Setiap jenis sumber memiliki format penulisan yang sedikit berbeda, namun prinsip utamanya tetap sama: mencantumkan nama penulis, judul, dan detail penerbitan.
Pengutipan Dalam Teks dengan Gaya MLA
Pengutipan dalam teks menggunakan format yang sangat sederhana. Anda hanya perlu mencantumkan nama belakang penulis dan nomor halaman (jika ada) dalam tanda kurung setelah kutipan atau referensi. Berikut contohnya:
- Mengutip Langsung:
"Hidup adalah pilihan, bukan takdir" (Smith 15). - Mengutip Parafrase:
Menurut Smith, hidup adalah hasil dari pilihan yang kita buat (15).
Jika sumber yang Anda kutip tidak memiliki nomor halaman, Anda hanya perlu mencantumkan nama penulis tanpa halaman.
Mengapa Gaya MLA Penting?
Gaya MLA tidak hanya penting untuk menghormati hak cipta penulis asli, tetapi juga untuk memberikan kemudahan kepada pembaca dalam melacak sumber yang digunakan. Dengan mengikuti pedoman MLA, Anda memastikan bahwa referensi yang Anda gunakan dapat dengan mudah ditemukan oleh orang lain yang membaca tulisan Anda.

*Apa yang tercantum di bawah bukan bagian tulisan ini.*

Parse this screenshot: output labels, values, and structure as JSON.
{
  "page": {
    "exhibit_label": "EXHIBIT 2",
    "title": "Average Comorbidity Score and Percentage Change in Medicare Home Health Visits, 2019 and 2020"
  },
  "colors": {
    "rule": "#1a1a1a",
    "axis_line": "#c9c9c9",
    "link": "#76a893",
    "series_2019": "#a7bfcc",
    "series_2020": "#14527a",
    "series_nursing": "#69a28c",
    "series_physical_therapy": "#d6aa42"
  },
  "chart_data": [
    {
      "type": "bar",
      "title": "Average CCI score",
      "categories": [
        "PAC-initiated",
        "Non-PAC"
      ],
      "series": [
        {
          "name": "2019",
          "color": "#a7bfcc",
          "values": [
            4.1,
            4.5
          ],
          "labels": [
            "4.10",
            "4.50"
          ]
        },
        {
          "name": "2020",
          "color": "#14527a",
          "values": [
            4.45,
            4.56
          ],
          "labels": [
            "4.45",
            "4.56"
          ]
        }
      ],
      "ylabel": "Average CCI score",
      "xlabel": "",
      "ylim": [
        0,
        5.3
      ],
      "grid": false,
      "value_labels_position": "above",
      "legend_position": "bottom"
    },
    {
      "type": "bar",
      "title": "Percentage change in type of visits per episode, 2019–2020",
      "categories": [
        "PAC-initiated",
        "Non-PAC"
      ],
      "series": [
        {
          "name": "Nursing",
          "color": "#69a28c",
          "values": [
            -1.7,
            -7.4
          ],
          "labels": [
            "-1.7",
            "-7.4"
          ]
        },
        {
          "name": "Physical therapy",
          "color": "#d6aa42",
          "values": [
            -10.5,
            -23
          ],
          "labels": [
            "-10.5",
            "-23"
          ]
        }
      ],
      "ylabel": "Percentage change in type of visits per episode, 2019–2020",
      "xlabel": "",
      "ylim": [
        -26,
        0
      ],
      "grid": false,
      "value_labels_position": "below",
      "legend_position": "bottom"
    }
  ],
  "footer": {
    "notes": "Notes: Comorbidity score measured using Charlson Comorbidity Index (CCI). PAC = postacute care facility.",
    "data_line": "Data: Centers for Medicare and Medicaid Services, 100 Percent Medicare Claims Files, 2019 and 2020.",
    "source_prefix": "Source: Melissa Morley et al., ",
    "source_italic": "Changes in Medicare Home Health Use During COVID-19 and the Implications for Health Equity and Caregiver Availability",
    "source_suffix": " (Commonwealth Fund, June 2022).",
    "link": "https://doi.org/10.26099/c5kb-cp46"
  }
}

Beberapa alasan mengapa MLA sangat penting adalah:
- Penghargaan kepada Penulis – Mengakui karya orang lain dengan memberikan kredit yang tepat.

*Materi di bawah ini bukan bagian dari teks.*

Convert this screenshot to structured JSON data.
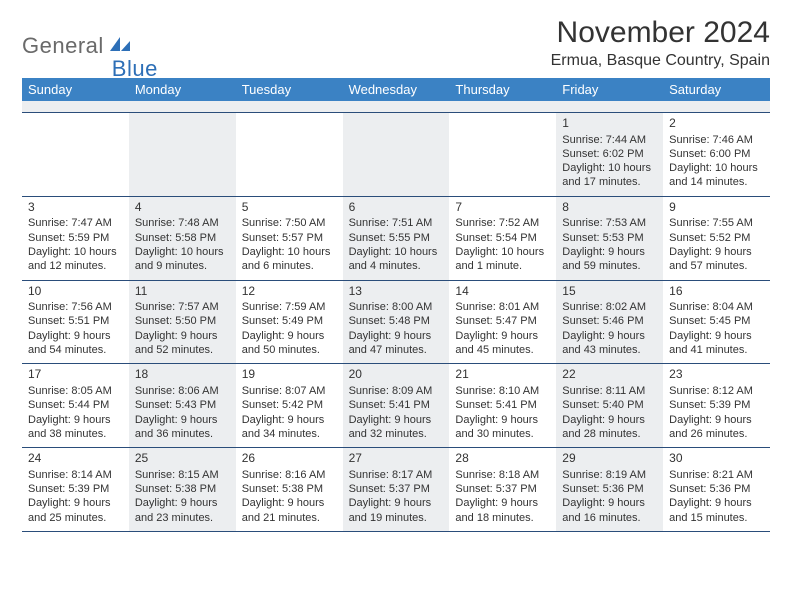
{
  "brand": {
    "general": "General",
    "blue": "Blue"
  },
  "title": "November 2024",
  "location": "Ermua, Basque Country, Spain",
  "colors": {
    "header_bg": "#3b82c4",
    "header_text": "#ffffff",
    "shaded_bg": "#eceef0",
    "divider": "#2a4d7a",
    "logo_gray": "#6a6a6a",
    "logo_blue": "#2d6fb7",
    "text": "#333333"
  },
  "weekdays": [
    "Sunday",
    "Monday",
    "Tuesday",
    "Wednesday",
    "Thursday",
    "Friday",
    "Saturday"
  ],
  "weeks": [
    [
      {
        "empty": true,
        "shaded": false
      },
      {
        "empty": true,
        "shaded": true
      },
      {
        "empty": true,
        "shaded": false
      },
      {
        "empty": true,
        "shaded": true
      },
      {
        "empty": true,
        "shaded": false
      },
      {
        "day": "1",
        "shaded": true,
        "sunrise": "Sunrise: 7:44 AM",
        "sunset": "Sunset: 6:02 PM",
        "day1": "Daylight: 10 hours",
        "day2": "and 17 minutes."
      },
      {
        "day": "2",
        "shaded": false,
        "sunrise": "Sunrise: 7:46 AM",
        "sunset": "Sunset: 6:00 PM",
        "day1": "Daylight: 10 hours",
        "day2": "and 14 minutes."
      }
    ],
    [
      {
        "day": "3",
        "shaded": false,
        "sunrise": "Sunrise: 7:47 AM",
        "sunset": "Sunset: 5:59 PM",
        "day1": "Daylight: 10 hours",
        "day2": "and 12 minutes."
      },
      {
        "day": "4",
        "shaded": true,
        "sunrise": "Sunrise: 7:48 AM",
        "sunset": "Sunset: 5:58 PM",
        "day1": "Daylight: 10 hours",
        "day2": "and 9 minutes."
      },
      {
        "day": "5",
        "shaded": false,
        "sunrise": "Sunrise: 7:50 AM",
        "sunset": "Sunset: 5:57 PM",
        "day1": "Daylight: 10 hours",
        "day2": "and 6 minutes."
      },
      {
        "day": "6",
        "shaded": true,
        "sunrise": "Sunrise: 7:51 AM",
        "sunset": "Sunset: 5:55 PM",
        "day1": "Daylight: 10 hours",
        "day2": "and 4 minutes."
      },
      {
        "day": "7",
        "shaded": false,
        "sunrise": "Sunrise: 7:52 AM",
        "sunset": "Sunset: 5:54 PM",
        "day1": "Daylight: 10 hours",
        "day2": "and 1 minute."
      },
      {
        "day": "8",
        "shaded": true,
        "sunrise": "Sunrise: 7:53 AM",
        "sunset": "Sunset: 5:53 PM",
        "day1": "Daylight: 9 hours",
        "day2": "and 59 minutes."
      },
      {
        "day": "9",
        "shaded": false,
        "sunrise": "Sunrise: 7:55 AM",
        "sunset": "Sunset: 5:52 PM",
        "day1": "Daylight: 9 hours",
        "day2": "and 57 minutes."
      }
    ],
    [
      {
        "day": "10",
        "shaded": false,
        "sunrise": "Sunrise: 7:56 AM",
        "sunset": "Sunset: 5:51 PM",
        "day1": "Daylight: 9 hours",
        "day2": "and 54 minutes."
      },
      {
        "day": "11",
        "shaded": true,
        "sunrise": "Sunrise: 7:57 AM",
        "sunset": "Sunset: 5:50 PM",
        "day1": "Daylight: 9 hours",
        "day2": "and 52 minutes."
      },
      {
        "day": "12",
        "shaded": false,
        "sunrise": "Sunrise: 7:59 AM",
        "sunset": "Sunset: 5:49 PM",
        "day1": "Daylight: 9 hours",
        "day2": "and 50 minutes."
      },
      {
        "day": "13",
        "shaded": true,
        "sunrise": "Sunrise: 8:00 AM",
        "sunset": "Sunset: 5:48 PM",
        "day1": "Daylight: 9 hours",
        "day2": "and 47 minutes."
      },
      {
        "day": "14",
        "shaded": false,
        "sunrise": "Sunrise: 8:01 AM",
        "sunset": "Sunset: 5:47 PM",
        "day1": "Daylight: 9 hours",
        "day2": "and 45 minutes."
      },
      {
        "day": "15",
        "shaded": true,
        "sunrise": "Sunrise: 8:02 AM",
        "sunset": "Sunset: 5:46 PM",
        "day1": "Daylight: 9 hours",
        "day2": "and 43 minutes."
      },
      {
        "day": "16",
        "shaded": false,
        "sunrise": "Sunrise: 8:04 AM",
        "sunset": "Sunset: 5:45 PM",
        "day1": "Daylight: 9 hours",
        "day2": "and 41 minutes."
      }
    ],
    [
      {
        "day": "17",
        "shaded": false,
        "sunrise": "Sunrise: 8:05 AM",
        "sunset": "Sunset: 5:44 PM",
        "day1": "Daylight: 9 hours",
        "day2": "and 38 minutes."
      },
      {
        "day": "18",
        "shaded": true,
        "sunrise": "Sunrise: 8:06 AM",
        "sunset": "Sunset: 5:43 PM",
        "day1": "Daylight: 9 hours",
        "day2": "and 36 minutes."
      },
      {
        "day": "19",
        "shaded": false,
        "sunrise": "Sunrise: 8:07 AM",
        "sunset": "Sunset: 5:42 PM",
        "day1": "Daylight: 9 hours",
        "day2": "and 34 minutes."
      },
      {
        "day": "20",
        "shaded": true,
        "sunrise": "Sunrise: 8:09 AM",
        "sunset": "Sunset: 5:41 PM",
        "day1": "Daylight: 9 hours",
        "day2": "and 32 minutes."
      },
      {
        "day": "21",
        "shaded": false,
        "sunrise": "Sunrise: 8:10 AM",
        "sunset": "Sunset: 5:41 PM",
        "day1": "Daylight: 9 hours",
        "day2": "and 30 minutes."
      },
      {
        "day": "22",
        "shaded": true,
        "sunrise": "Sunrise: 8:11 AM",
        "sunset": "Sunset: 5:40 PM",
        "day1": "Daylight: 9 hours",
        "day2": "and 28 minutes."
      },
      {
        "day": "23",
        "shaded": false,
        "sunrise": "Sunrise: 8:12 AM",
        "sunset": "Sunset: 5:39 PM",
        "day1": "Daylight: 9 hours",
        "day2": "and 26 minutes."
      }
    ],
    [
      {
        "day": "24",
        "shaded": false,
        "sunrise": "Sunrise: 8:14 AM",
        "sunset": "Sunset: 5:39 PM",
        "day1": "Daylight: 9 hours",
        "day2": "and 25 minutes."
      },
      {
        "day": "25",
        "shaded": true,
        "sunrise": "Sunrise: 8:15 AM",
        "sunset": "Sunset: 5:38 PM",
        "day1": "Daylight: 9 hours",
        "day2": "and 23 minutes."
      },
      {
        "day": "26",
        "shaded": false,
        "sunrise": "Sunrise: 8:16 AM",
        "sunset": "Sunset: 5:38 PM",
        "day1": "Daylight: 9 hours",
        "day2": "and 21 minutes."
      },
      {
        "day": "27",
        "shaded": true,
        "sunrise": "Sunrise: 8:17 AM",
        "sunset": "Sunset: 5:37 PM",
        "day1": "Daylight: 9 hours",
        "day2": "and 19 minutes."
      },
      {
        "day": "28",
        "shaded": false,
        "sunrise": "Sunrise: 8:18 AM",
        "sunset": "Sunset: 5:37 PM",
        "day1": "Daylight: 9 hours",
        "day2": "and 18 minutes."
      },
      {
        "day": "29",
        "shaded": true,
        "sunrise": "Sunrise: 8:19 AM",
        "sunset": "Sunset: 5:36 PM",
        "day1": "Daylight: 9 hours",
        "day2": "and 16 minutes."
      },
      {
        "day": "30",
        "shaded": false,
        "sunrise": "Sunrise: 8:21 AM",
        "sunset": "Sunset: 5:36 PM",
        "day1": "Daylight: 9 hours",
        "day2": "and 15 minutes."
      }
    ]
  ]
}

- Meningkatkan Kredibilitas – Menunjukkan bahwa tulisan Anda didasarkan pada penelitian yang serius dan valid.
- Mudah untuk Melacak Sumber – Pembaca bisa dengan mudah menemukan sumber yang Anda kutip melalui daftar pustaka yang terorganisir dengan baik.
Baca juga: Mahasiswa dan Dosen Teknokrat pamerkan Produk Penelitian Unggulan di KSTI Indonesia 2025
Kesimpulan
Singkatan MLA merujuk pada Modern Language Association, sebuah organisasi yang mengembangkan gaya pengutipan yang banyak digunakan dalam bidang humaniora. Gaya ini memberikan pedoman tentang bagaimana cara mengutip sumber dan menyusun daftar pustaka dengan benar. Dengan mengikuti gaya MLA, Anda tidak hanya menghormati hak cipta penulis lain, tetapi juga memberikan kemudahan bagi pembaca untuk melacak sumber yang Anda gunakan.
Jika Anda ingin menulis karya akademik yang tepat, jelas, dan terorganisir, mengikuti gaya MLA dalam mengutip sumber adalah langkah yang tepat. Gaya ini mempermudah penulisan daftar pustaka yang sesuai standar, serta memastikan tulisan Anda dapat dipertanggungjawabkan secara ilmiah.